Valuable company benefits
Company pension schemes often provide one of the best ways to save for retirement, as employers also usually make contributions on your behalf. Given that the Government tops up your contributions too through tax relief, boosting the amount in your pension pot, this makes them one of the most valuable company benefits available.
Under the Government’s auto-enrolment scheme introduced in 2012, if you’re at least 22 years old and earn more than £10,000, your employer will have to automatically enrol you in a pension scheme into which you and they must contribute. You can opt out if you want to, but if you do this, you won’t benefit from your employer’s contributions.
Enhance retirement savings
If you don’t have access to an employer’s pension scheme, perhaps because you’re self-employed, you can still contribute to a personal pension and benefit from tax relief on your contributions. Pensions aren’t the only way you can save for your financial future. Some people choose to use their Individual Savings Account (ISA) allowance (which is currently £20,000 in the 2018/19 tax year) to enhance their retirement savings.
Unlike pensions, there’s no tax relief on the money you put into ISAs, but you can access your savings whenever you like. It is now also possible to withdraw ISA funds and repay the contribution in the same tax year, without the replacement counting towards your annual ISA limit. However, you need to consider that while an ISA may be flexible, if you sell investments to withdraw cash, you may not get the best available returns and could potentially increase the risk of loss compared to remaining invested over the long term.
All gains and returns are tax-efficient with both ISAs and pensions, but once you’ve take the tax-free cash from your pension, the rest will be subject to Income Tax as you draw an income or lump sum. All withdrawals from ISAs are tax-free. Over the long term, investment ISAs may provide the potential for greater returns than cash accounts.
In April 2017, the new Lifetime ISA (LISA) launched to encourage people aged under 40 to save for their first home or their retirement. You can save up to £4,000 a year from your ISA allowance into a LISA, which will be supplemented by a government bonus of 25% (up to a maximum of £1,000 a year) up until age 50.
Government bonus, interest or growth
Funds held in a LISA can be used after 12 months of account opening to buy a first home valued up to £450,000. Alternatively, after your 60th birthday, you’ll be able to take out all your savings from your LISA tax-efficiently for use in retirement. A LISA can be accessed like a normal ISA at any time for any reason, but if not used as above, you’ll lose the government bonus and any interest or growth on this.

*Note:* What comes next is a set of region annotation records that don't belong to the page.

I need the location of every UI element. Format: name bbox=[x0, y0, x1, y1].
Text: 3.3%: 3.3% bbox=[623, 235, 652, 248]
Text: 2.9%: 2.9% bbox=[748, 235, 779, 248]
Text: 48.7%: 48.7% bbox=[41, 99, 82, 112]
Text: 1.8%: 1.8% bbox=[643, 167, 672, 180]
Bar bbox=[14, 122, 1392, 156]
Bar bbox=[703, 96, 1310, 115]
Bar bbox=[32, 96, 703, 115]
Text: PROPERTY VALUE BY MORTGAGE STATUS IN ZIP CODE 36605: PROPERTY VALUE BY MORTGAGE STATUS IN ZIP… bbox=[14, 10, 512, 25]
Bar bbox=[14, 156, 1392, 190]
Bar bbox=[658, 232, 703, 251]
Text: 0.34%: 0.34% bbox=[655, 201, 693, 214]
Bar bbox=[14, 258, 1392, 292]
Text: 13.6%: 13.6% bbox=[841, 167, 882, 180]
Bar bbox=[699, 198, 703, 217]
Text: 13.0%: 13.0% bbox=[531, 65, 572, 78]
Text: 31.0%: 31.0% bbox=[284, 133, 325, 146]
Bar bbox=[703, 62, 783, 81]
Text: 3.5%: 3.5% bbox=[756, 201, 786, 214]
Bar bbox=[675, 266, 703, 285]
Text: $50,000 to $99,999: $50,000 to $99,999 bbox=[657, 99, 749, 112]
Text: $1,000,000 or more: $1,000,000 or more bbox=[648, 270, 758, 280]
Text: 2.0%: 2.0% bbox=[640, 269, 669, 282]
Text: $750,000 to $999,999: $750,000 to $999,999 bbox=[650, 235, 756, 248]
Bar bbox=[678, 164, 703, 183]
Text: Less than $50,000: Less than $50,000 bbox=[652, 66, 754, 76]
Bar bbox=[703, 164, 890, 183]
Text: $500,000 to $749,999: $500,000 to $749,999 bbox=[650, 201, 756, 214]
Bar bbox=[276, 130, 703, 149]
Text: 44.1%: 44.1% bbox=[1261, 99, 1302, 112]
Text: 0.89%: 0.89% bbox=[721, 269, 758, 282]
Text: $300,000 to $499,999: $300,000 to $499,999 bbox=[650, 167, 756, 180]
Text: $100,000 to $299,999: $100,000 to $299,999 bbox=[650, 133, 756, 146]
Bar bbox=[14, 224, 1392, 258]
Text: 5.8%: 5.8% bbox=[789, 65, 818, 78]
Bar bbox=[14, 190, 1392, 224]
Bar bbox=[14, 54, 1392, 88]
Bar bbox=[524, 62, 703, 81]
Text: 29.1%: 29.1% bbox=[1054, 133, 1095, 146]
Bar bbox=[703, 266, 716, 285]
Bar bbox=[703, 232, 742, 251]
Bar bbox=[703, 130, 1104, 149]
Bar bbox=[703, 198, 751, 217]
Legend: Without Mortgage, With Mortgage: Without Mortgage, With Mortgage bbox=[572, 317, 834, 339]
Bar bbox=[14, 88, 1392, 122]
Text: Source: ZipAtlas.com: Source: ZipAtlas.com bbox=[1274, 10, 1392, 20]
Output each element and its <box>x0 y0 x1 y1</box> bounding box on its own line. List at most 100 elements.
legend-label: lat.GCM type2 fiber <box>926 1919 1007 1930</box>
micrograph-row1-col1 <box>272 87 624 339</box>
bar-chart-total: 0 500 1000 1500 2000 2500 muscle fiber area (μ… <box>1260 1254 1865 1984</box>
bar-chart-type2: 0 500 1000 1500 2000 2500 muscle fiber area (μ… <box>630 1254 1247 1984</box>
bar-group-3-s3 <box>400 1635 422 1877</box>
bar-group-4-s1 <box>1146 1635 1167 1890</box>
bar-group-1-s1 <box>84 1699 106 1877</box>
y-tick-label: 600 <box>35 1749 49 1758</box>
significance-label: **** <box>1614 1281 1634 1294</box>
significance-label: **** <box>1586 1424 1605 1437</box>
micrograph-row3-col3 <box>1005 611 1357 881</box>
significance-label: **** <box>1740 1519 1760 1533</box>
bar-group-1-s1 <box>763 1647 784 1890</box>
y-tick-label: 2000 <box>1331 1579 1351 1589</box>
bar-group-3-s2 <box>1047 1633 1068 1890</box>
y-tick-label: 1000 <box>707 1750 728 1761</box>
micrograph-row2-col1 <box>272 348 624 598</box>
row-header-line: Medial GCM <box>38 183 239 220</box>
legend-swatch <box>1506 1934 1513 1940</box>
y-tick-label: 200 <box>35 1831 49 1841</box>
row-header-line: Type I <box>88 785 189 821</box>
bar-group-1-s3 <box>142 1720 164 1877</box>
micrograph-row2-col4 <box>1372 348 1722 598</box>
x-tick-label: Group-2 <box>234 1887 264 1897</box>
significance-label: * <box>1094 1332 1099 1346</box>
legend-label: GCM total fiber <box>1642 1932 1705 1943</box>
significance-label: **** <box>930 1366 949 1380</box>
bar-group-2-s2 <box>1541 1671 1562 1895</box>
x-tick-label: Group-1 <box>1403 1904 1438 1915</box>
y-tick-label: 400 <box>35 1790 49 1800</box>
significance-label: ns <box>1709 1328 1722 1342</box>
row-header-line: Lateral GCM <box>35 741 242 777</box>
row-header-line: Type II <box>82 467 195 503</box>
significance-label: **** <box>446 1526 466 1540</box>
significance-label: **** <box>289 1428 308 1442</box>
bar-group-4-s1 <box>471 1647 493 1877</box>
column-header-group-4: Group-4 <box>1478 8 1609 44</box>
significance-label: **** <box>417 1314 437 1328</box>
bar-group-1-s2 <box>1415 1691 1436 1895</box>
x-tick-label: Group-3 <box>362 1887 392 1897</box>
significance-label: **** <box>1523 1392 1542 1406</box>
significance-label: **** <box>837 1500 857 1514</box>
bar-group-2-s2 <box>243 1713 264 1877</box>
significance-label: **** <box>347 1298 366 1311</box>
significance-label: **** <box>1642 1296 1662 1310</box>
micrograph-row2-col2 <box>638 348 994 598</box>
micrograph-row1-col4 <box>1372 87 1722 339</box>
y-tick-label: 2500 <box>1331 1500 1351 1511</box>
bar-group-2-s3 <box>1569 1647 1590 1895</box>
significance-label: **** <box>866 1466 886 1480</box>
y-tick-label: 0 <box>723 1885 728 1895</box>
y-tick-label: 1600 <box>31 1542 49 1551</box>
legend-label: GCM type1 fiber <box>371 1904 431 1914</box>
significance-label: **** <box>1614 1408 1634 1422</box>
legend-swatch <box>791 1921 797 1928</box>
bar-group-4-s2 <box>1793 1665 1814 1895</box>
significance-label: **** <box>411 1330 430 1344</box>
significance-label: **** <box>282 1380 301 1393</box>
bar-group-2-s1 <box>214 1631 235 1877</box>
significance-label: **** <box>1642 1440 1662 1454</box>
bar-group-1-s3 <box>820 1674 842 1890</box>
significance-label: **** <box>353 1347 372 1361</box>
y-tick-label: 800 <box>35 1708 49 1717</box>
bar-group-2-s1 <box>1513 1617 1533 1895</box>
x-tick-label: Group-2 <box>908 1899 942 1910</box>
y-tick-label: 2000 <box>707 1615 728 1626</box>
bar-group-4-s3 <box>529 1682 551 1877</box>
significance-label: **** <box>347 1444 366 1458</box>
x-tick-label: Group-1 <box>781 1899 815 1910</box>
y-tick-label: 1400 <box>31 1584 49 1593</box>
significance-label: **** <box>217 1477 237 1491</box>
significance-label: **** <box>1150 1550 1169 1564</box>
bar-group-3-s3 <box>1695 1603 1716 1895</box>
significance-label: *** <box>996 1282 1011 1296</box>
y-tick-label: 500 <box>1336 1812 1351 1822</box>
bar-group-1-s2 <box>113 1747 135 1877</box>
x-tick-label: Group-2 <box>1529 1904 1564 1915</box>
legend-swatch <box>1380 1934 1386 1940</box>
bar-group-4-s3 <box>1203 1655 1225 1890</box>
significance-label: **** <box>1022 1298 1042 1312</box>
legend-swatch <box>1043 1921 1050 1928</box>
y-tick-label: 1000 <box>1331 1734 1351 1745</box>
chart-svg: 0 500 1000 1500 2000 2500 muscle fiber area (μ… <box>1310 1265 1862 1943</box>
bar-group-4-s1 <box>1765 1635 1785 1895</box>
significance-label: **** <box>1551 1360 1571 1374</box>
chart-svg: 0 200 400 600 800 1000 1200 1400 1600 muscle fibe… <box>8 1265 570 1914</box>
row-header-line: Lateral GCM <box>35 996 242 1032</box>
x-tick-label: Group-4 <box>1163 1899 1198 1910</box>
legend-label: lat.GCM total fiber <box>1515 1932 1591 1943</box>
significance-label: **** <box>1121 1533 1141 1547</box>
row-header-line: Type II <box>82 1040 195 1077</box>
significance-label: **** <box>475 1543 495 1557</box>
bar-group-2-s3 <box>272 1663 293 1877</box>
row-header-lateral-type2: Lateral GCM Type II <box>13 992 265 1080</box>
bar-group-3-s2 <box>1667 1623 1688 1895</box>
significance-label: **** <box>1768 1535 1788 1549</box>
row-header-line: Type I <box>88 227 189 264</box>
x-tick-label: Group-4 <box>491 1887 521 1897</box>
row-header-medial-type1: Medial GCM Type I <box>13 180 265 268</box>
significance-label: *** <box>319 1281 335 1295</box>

You’ll also have to pay a 5% charge.
You can split your allowance between a cash, investment, innovative finance and a lifetime ISA if you want to, and all gains will be free from Income Tax, tax on dividends and Capital Gains Tax. However, with a LISA, you can only pay in up to £4,000.
A PENSION IS A LONG-TERM INVESTMENT.
THE FUND VALUE MAY FLUCTUATE AND CAN GO DOWN, WHICH WOULD HAVE AN IMPACT ON THE LEVEL OF PENSION BENEFITS AVAILABLE.
PENSIONS ARE NOT NORMALLY ACCESSIBLE UNTIL AGE 55. YOUR PENSION INCOME COULD ALSO BE AFFECTED BY INTEREST RATES AT THE TIME YOU TAKE YOUR BENEFITS. THE TAX IMPLICATIONS OF PENSION WITHDRAWALS WILL BE BASED ON YOUR INDIVIDUAL CIRCUMSTANCES, TAX LEGISLATION AND REGULATION, WHICH ARE SUBJECT TO CHANGE IN THE FUTURE.
THE VALUE OF INVESTMENTS AND INCOME FROM THEM MAY GO DOWN. YOU MAY NOT GET BACK THE ORIGINAL AMOUNT INVESTED.
PAST PERFORMANCE IS NOT A RELIABLE INDICATOR OF FUTURE PERFORMANCE.